I pointed out some above. You said - without facts, I might add - that communist cultures treated their people as an ‘asset’. I tried to point out the insane, ridiculous nature of that comment by referencing 10s of millions of innocent people brutally slaughtered in the USSR and communist China.
I didn’t even trot out the Berlin Wall, which was a physical impediment to keeping people imprisoned in their own country. And for those who tried to cross it, were shot.
He’s not asking you if you stayed up and watched TV one night. He’s asking you for a cite on the 400 number. Based on the lazy-ass google search you posted, not even the people who were thought to have grossly exaggerated the success of the program claim more than 300. Most historians seem to think it worked no more than a handful of times.

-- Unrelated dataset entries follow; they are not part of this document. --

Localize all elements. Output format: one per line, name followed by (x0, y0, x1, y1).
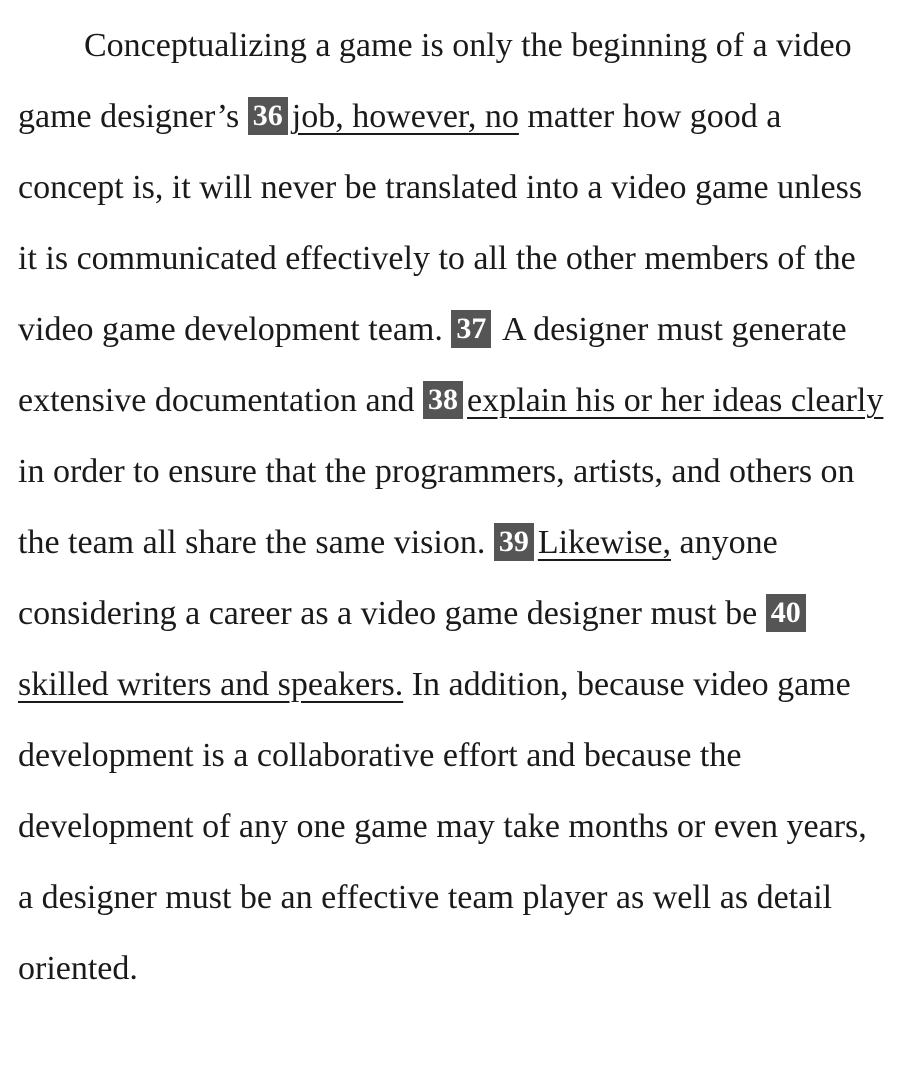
question-number-37[interactable]: 37 (451, 310, 492, 348)
question-number-36[interactable]: 36 (247, 97, 288, 135)
question-number-39[interactable]: 39 (493, 523, 534, 561)
reading-passage: Conceptualizing a game is only the begin… (0, 0, 904, 1066)
underlined-portion-40: skilled writers and speakers. (18, 666, 404, 703)
question-number-40[interactable]: 40 (765, 594, 806, 632)
passage-text: In addition, because video game developm… (18, 666, 867, 987)
underlined-portion-38: explain his or her ideas clearly (467, 382, 884, 419)
underlined-portion-39: Likewise, (537, 524, 671, 561)
underlined-portion-36: job, however, no (291, 98, 519, 135)
question-number-38[interactable]: 38 (423, 381, 464, 419)
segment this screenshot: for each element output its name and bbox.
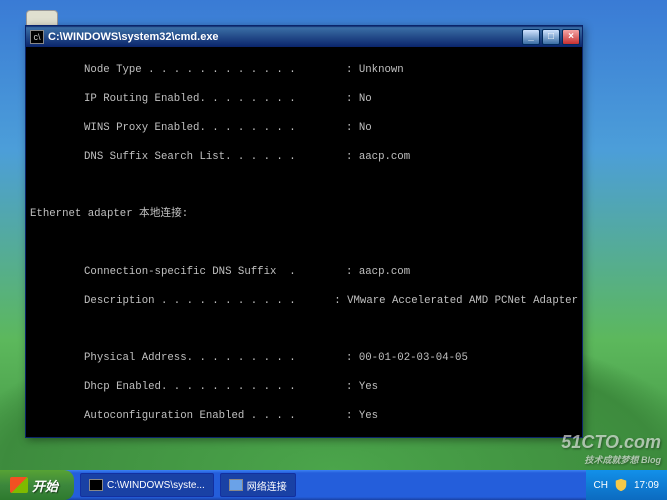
- maximize-button[interactable]: □: [542, 29, 560, 45]
- start-button[interactable]: 开始: [0, 470, 74, 500]
- clock[interactable]: 17:09: [634, 480, 659, 491]
- watermark: 51CTO.com 技术成就梦想 Blog: [561, 432, 661, 466]
- cmd-icon: [89, 479, 103, 491]
- minimize-button[interactable]: _: [522, 29, 540, 45]
- shield-icon: [614, 478, 628, 492]
- cmd-icon: c\: [30, 30, 44, 44]
- taskbar-item-cmd[interactable]: C:\WINDOWS\syste...: [80, 473, 214, 497]
- terminal-output[interactable]: Node Type . . . . . . . . . . . . : Unkn…: [25, 47, 583, 438]
- titlebar[interactable]: c\ C:\WINDOWS\system32\cmd.exe _ □ ×: [25, 25, 583, 47]
- cmd-window: c\ C:\WINDOWS\system32\cmd.exe _ □ × Nod…: [25, 25, 583, 438]
- windows-logo-icon: [10, 477, 28, 493]
- taskbar: 开始 C:\WINDOWS\syste... 网络连接 CH 17:09: [0, 470, 667, 500]
- system-tray[interactable]: CH 17:09: [586, 470, 667, 500]
- taskbar-item-network[interactable]: 网络连接: [220, 473, 296, 497]
- close-button[interactable]: ×: [562, 29, 580, 45]
- language-indicator[interactable]: CH: [594, 480, 608, 491]
- network-icon: [229, 479, 243, 491]
- window-title: C:\WINDOWS\system32\cmd.exe: [48, 31, 522, 43]
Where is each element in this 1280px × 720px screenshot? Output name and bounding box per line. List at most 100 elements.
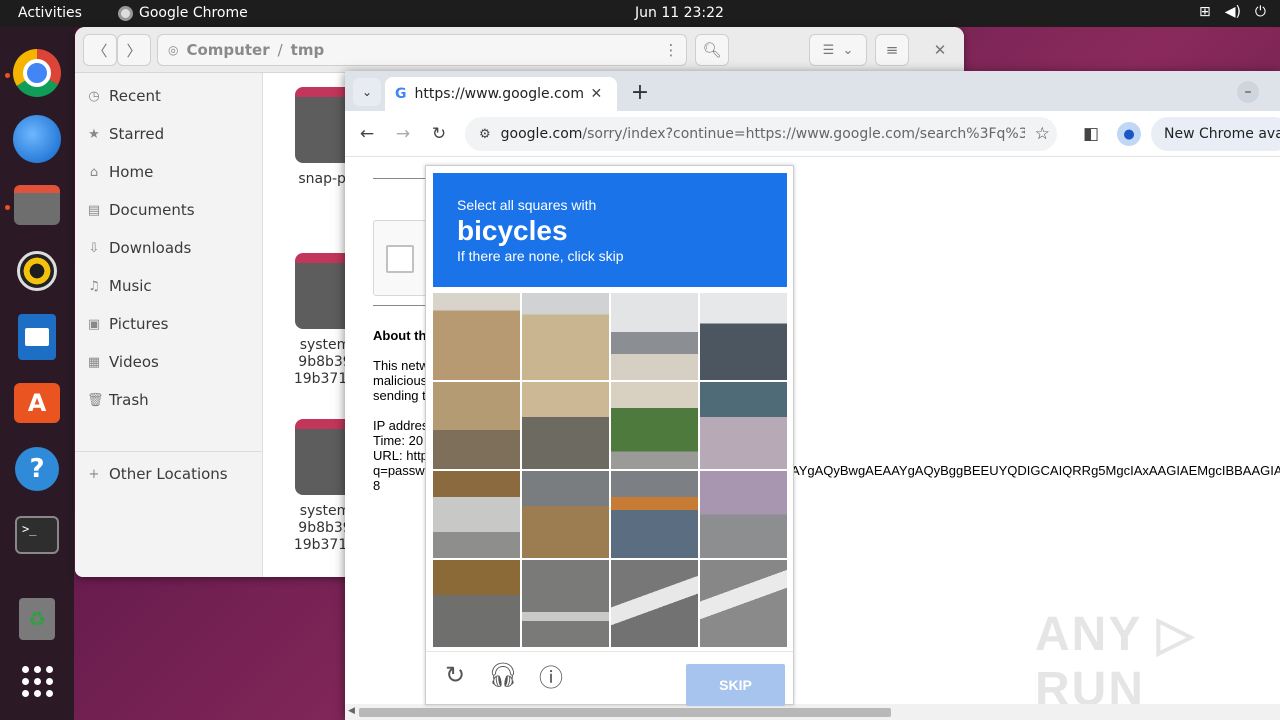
dock-rhythmbox[interactable] [13, 247, 61, 295]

Unfortunately, the US is imitating the worst features of the USSR-we are now blowing trillions on such flops as:
-the Chevy Volt: $350 million invested, zero return
-solar energy: Solyndra, Evergreen, etc., the list of failed companies goes on
-high speed rail: “investing” in transportation projects that are unneeded and overpriced
-General Motors: the taxpayers are likely to lose $33 billion on this one
I’m not sure if what the present administration is doing in more “crony capitalism” or Stalin-style statism.
But the results are the same-massive debt and failing firms.
This would be drivel in the purest sense but if taken to a slightly different level might be true. Those humans who best adapted to the alterations might have children who were more adapatable than the previous generatin and so on. Any type of selecting breeding will nullify evolution and speed up a process possibly many thousands of times faster than it could happen naturally.
I haven’t read much of this thread, but my takeaway on the economics of the old USSR was that they were pretty good at massive projects (e.g. huge dams, building a military etc.) but horrible at managing a consumer economy (e.g. having popular sizes and styles of shoes available in stores on a timely basis.)
In a centrally planned economy that result makes sense. From on high it’s easy to see the big stuff, but much harder to manage the little things.
So far, he is, since you keep quoting things that have nothing to do with the original citation, which was about East Germany and how people were an asset. Hint: that doesn’t mean they can’t be killed.